Facebook’s “Project Ghostbusters” Discovered to Spy on Snapchat Traffic – March 27th
A federal court in California earlier this week released documents that revealed Facebook's 2016 "Project Ghostbusters" campaign. The campaign was designed to mine Snapchat user data to understand their behavior better. The project was a part of Facebook's In-App Action Panel (IAPP) program, which used techniques to intercept and decrypt encrypted app traffic from Snapchat and, later, from YouTube and Amazon.
Ransomware Payments Reach a Collective Payout Estimated at $1B in 2023 – February 8th
According to Chainalysis, the estimated total value received by ransomware attackers reached $1.1B in 2023. The Chainalysis report also states that the estimated $1.1B only pertains to ransomware demands collected, and does not account for operational and third-party disruption costs.
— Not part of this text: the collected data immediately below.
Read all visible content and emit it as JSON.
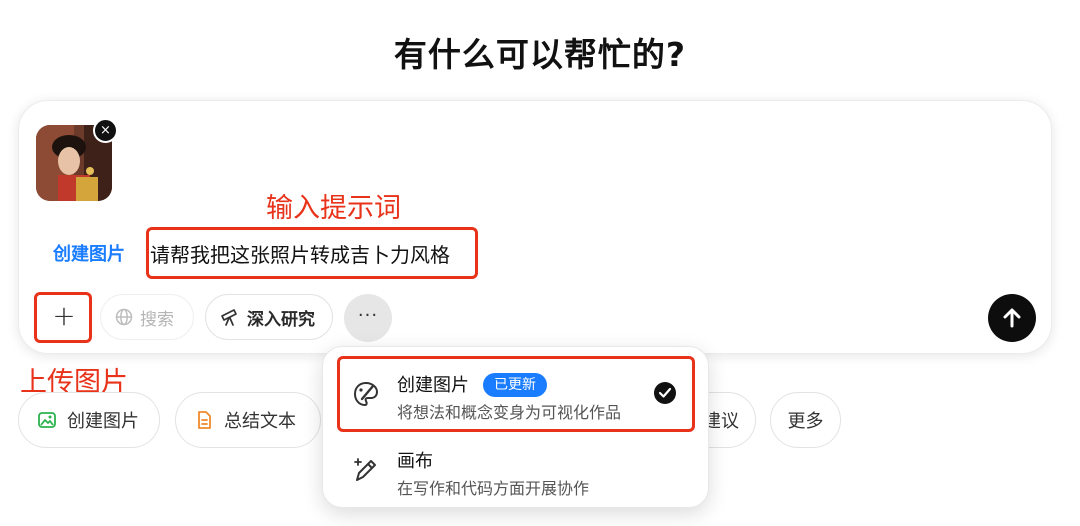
{
  "heading": "有什么可以帮忙的?",
  "composer": {
    "mode_label": "创建图片",
    "prompt": "请帮我把这张照片转成吉卜力风格",
    "attachment_close": "×",
    "plus": "+",
    "search_label": "搜索",
    "research_label": "深入研究",
    "more": "···"
  },
  "annotations": {
    "prompt": "输入提示词",
    "upload": "上传图片"
  },
  "quick_actions": [
    {
      "label": "创建图片",
      "icon": "image-icon",
      "color": "#2bb24c"
    },
    {
      "label": "总结文本",
      "icon": "document-icon",
      "color": "#f08a2a"
    },
    {
      "label": "建议"
    },
    {
      "label": "更多"
    }
  ],
  "menu": {
    "items": [
      {
        "title": "创建图片",
        "badge": "已更新",
        "description": "将想法和概念变身为可视化作品",
        "icon": "palette-icon",
        "selected": true
      },
      {
        "title": "画布",
        "description": "在写作和代码方面开展协作",
        "icon": "pen-sparkle-icon"
      }
    ]
  },
  "colors": {
    "accent": "#1a7cff",
    "annotation": "#e8321a"
  }
}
Businesses turn their back on GenAI
The reaction of businesses to the introduction of generative AI (GenAI) in the year since the launch of Microsoft-backed ChatGPT is one of increasing suspicion and disappointment. Over one in four organizations have banned the use of GenAI outright. The majority of companies are now also refusing to trust a technology that has already gained a reputation for making errors and even entirely fabricating information, a failing that is referred to as “hallucinating”. According to Cisco’s newly-released 2024 Data Privacy Benchmark Study, 68 percent of organizations mistrust GenAI because it gets results wrong and 69 percent also believe it could hurt their company’s legal rights. The study draws on responses from 2,600 privacy and security professionals across 12 geographies.
Google to Test Third-Party Cookies Restrictions by End of 2024 – January 5th
As part of Google's "Privacy Sandbox" initiative, Google Chrome plans to test removing third-party cookies for 1% of its users by the end of 2024. Going against the pleas of Google-focused advertisers, Google's move to remove these third-party cookies used to track user data to build targeted advertiser profiles aims to enhance the web browser's data privacy.
New Sophisticated Attacks Demonstrated by Disney+ Impersonators – December 6th
Abnormal Security published a study revealing a Disney+ impersonation attack, demonstrating never-before-seen phishing tactics. The cybercriminals initiated the impersonation attack through an auto-generated notification email, about pending charges for their Disney+ subscription. The emails also demonstrated customized PDFs, with legitimate numbers & emails, inflated charges, and believable branding.
SiegedSec threat actors breach NATO – October 6th
Cybersecurity firm, CloudSEK is looking deeper into the leaked data from NATO, an attack claimed by the SiegedSec threat actors. SiegedSec threat actors, who announced this attack on a Telegram group, claim to not be a state-sponsored group. Instead, their attacks are based on 'hacktivism' or 'just for fun'. This attack on NATO has reportedly compromised 845MB of sensitive information from the organization, impacting 31 nations. NATO is now investigating the SiegedSec claims and is working together with firms to strengthen their cybersecurity efforts so this kind of attack will not be replicated.